全文搜索
这有一篇相关的文章 本文简单介绍postgres里full text search。 postgres full text search在不安装插件的情况下,只支持英文字母和数字。
全文搜索的用途主要包括以下几个方面:信息检索,数据分析,内容推荐,文本处理。简单地说,全文搜索支持通过模糊的文本,去匹配信息。
例如,有一个数据库,保存电脑的名称信息。用户直接搜索“台式机和笔记本”,我们不应该直接SELECT title FROM computes WHERE title LIKE '%台式机和笔记本%'
。子串匹配的方式,不适合从大量文本中搜索。应该使用全文搜索。它有以下能力
- 忽略stop words (例如
the
an
) - 词干提取 (也就是匹配单词的各种形式 例如 run可以匹配
runs
running
ran
) - 权重排序 (最好的匹配放在结果的最前面)
下面,我简单演示一下postgres的全文搜索。现在,有以下这样一个表格
it_store=# \d products;
Table "public.products"
Column | Type | Collation | Nullable | Default
-------------+------------------------+-----------+----------+--------------------------------------
id | integer | | not null | nextval('products_id_seq'::regclass)

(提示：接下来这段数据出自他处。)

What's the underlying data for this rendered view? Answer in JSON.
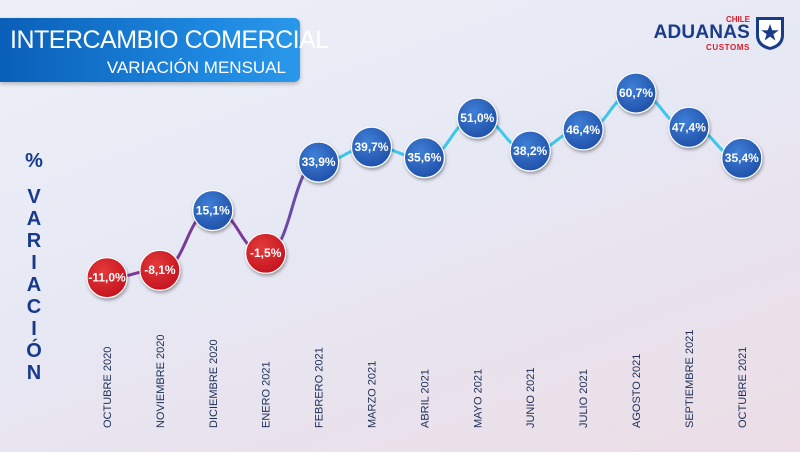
{
  "header": {
    "title": "INTERCAMBIO COMERCIAL",
    "subtitle": "VARIACIÓN MENSUAL"
  },
  "logo": {
    "top_text": "CHILE",
    "brand_text": "ADUANAS",
    "bottom_text": "CUSTOMS"
  },
  "y_axis_letters": [
    "%",
    "V",
    "A",
    "R",
    "I",
    "A",
    "C",
    "I",
    "Ó",
    "N"
  ],
  "colors": {
    "positive": "#1f4fa8",
    "negative": "#c4121e",
    "line_positive": "#3cc8ee",
    "line_negative": "#7a3b98",
    "banner": "#0a5fb8"
  },
  "chart_data": {
    "type": "line",
    "ylabel": "% VARIACIÓN",
    "categories": [
      "OCTUBRE 2020",
      "NOVIEMBRE 2020",
      "DICIEMBRE 2020",
      "ENERO 2021",
      "FEBRERO 2021",
      "MARZO 2021",
      "ABRIL 2021",
      "MAYO 2021",
      "JUNIO 2021",
      "JULIO 2021",
      "AGOSTO 2021",
      "SEPTIEMBRE 2021",
      "OCTUBRE 2021"
    ],
    "values": [
      -11.0,
      -8.1,
      15.1,
      -1.5,
      33.9,
      39.7,
      35.6,
      51.0,
      38.2,
      46.4,
      60.7,
      47.4,
      35.4
    ],
    "labels": [
      "-11,0%",
      "-8,1%",
      "15,1%",
      "-1,5%",
      "33,9%",
      "39,7%",
      "35,6%",
      "51,0%",
      "38,2%",
      "46,4%",
      "60,7%",
      "47,4%",
      "35,4%"
    ],
    "ylim": [
      -15,
      65
    ],
    "grid": false,
    "legend": "none"
  }
}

title | character varying(200) | | not null |
description | text | | not null |
Indexes:
"products_pkey" PRIMARY KEY, btree (id)
it_store=# select * from products;
id | title | description
----+-------------------------------------------+-------------------------------------------------------------------------------------------------------------------------
1 | HP ProDesk 460 G3 4GB RAM 1TB HDD | This is great high end cheap desktop computer.
2 | ASUS UX363UB 8GB RAM 256GB SSD | This is a great think and light laptop computer. It has good sound quality
3 | Microsoft Surface Book 2 1TB SSD 16GB RAM | This is a great convertible laptop computer. You can use it as a tablet, as a laptop and a desktop as well if you want.
(3 rows)
it_store=#
我们要对description字段进行全文搜索。先看一下postgres会如何解析这些文本。

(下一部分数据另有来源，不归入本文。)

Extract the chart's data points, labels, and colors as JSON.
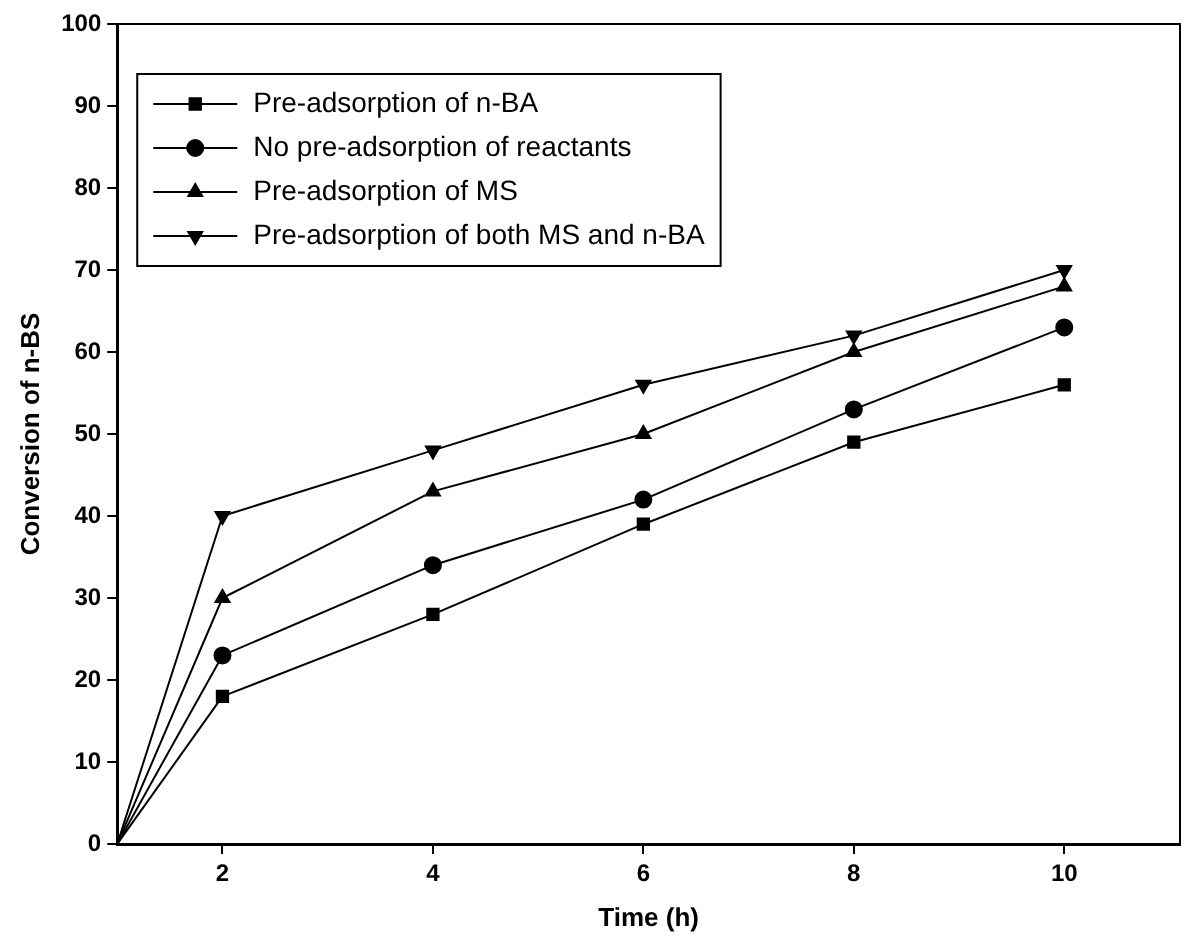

it_store=# select to_tsvector(description) from products;
to_tsvector
------------------------------------------------------------------------------------------------------
'cheap':6 'comput':8 'desktop':7 'end':5 'great':3 'high':4
'comput':9 'good':12 'great':4 'laptop':8 'light':7 'qualiti':14 'sound':13 'think':5
'comput':7 'convert':5 'desktop':20 'great':4 'laptop':6,17 'tablet':14 'use':10 'want':25 'well':22
(3 rows)
以上操作,是把文本转化为tsvector。这是一个特殊的数据类型,用来进行全文搜索的。可以看到可以正确地分词,而且过滤掉了the,a这样的无意义的词。

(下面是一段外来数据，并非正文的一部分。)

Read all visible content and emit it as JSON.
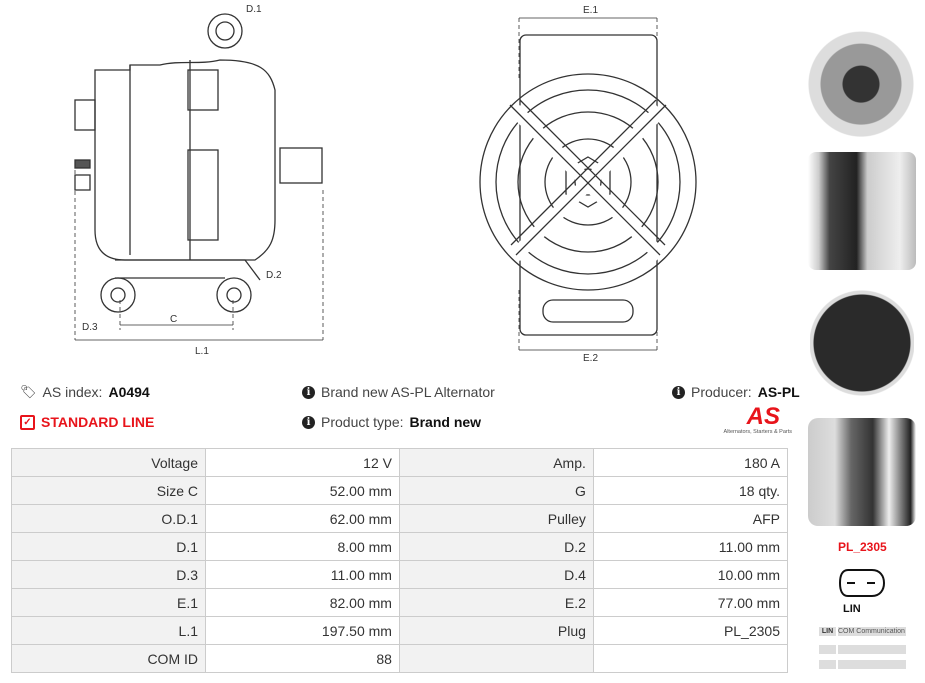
{
  "drawing": {
    "labels": [
      "D.1",
      "D.2",
      "D.3",
      "C",
      "L.1",
      "E.1",
      "E.2"
    ]
  },
  "info": {
    "as_index_label": "AS index:",
    "as_index": "A0494",
    "line": "STANDARD LINE",
    "brand_new": "Brand new AS-PL Alternator",
    "product_type_label": "Product type:",
    "product_type": "Brand new",
    "producer_label": "Producer:",
    "producer": "AS-PL",
    "logo_text": "AS",
    "logo_tagline": "Alternators, Starters & Parts"
  },
  "specs": [
    [
      "Voltage",
      "12 V",
      "Amp.",
      "180 A"
    ],
    [
      "Size C",
      "52.00 mm",
      "G",
      "18 qty."
    ],
    [
      "O.D.1",
      "62.00 mm",
      "Pulley",
      "AFP"
    ],
    [
      "D.1",
      "8.00 mm",
      "D.2",
      "11.00 mm"
    ],
    [
      "D.3",
      "11.00 mm",
      "D.4",
      "10.00 mm"
    ],
    [
      "E.1",
      "82.00 mm",
      "E.2",
      "77.00 mm"
    ],
    [
      "L.1",
      "197.50 mm",
      "Plug",
      "PL_2305"
    ],
    [
      "COM ID",
      "88",
      "",
      ""
    ]
  ],
  "plug": {
    "code": "PL_2305",
    "type": "LIN",
    "legend": [
      [
        "LIN",
        "COM Communication"
      ]
    ]
  },
  "colors": {
    "accent": "#e8141b"
  }
}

it_store=# select description from products WHERE to_tsvector(description) @@ to_tsquery('cheap');
description
------------------------------------------------
This is great high end cheap desktop computer.
(1 row)
it_store=# select description from products WHERE to_tsvector(description) @@ to_tsquery('cheap | good');
description
----------------------------------------------------------------------------
This is great high end cheap desktop computer.
This is a great think and light laptop computer. It has good sound quality
(2 rows)
it_store=# select description from products WHERE to_tsvector(description) @@ to_tsquery('great & !tablet');
description
----------------------------------------------------------------------------
This is great high end cheap desktop computer.
This is a great think and light laptop computer. It has good sound quality
(2 rows)
第一次搜索中,我搜索所有含有cheap的行。第二次,包含cheap或者good。第三次,包含great但不包含tablet 这样类似于一个玩具型的搜索引擎了。 虽然es的某些能力,postgres没有,但是对于pg能满足的需求,就不用再装一个es了。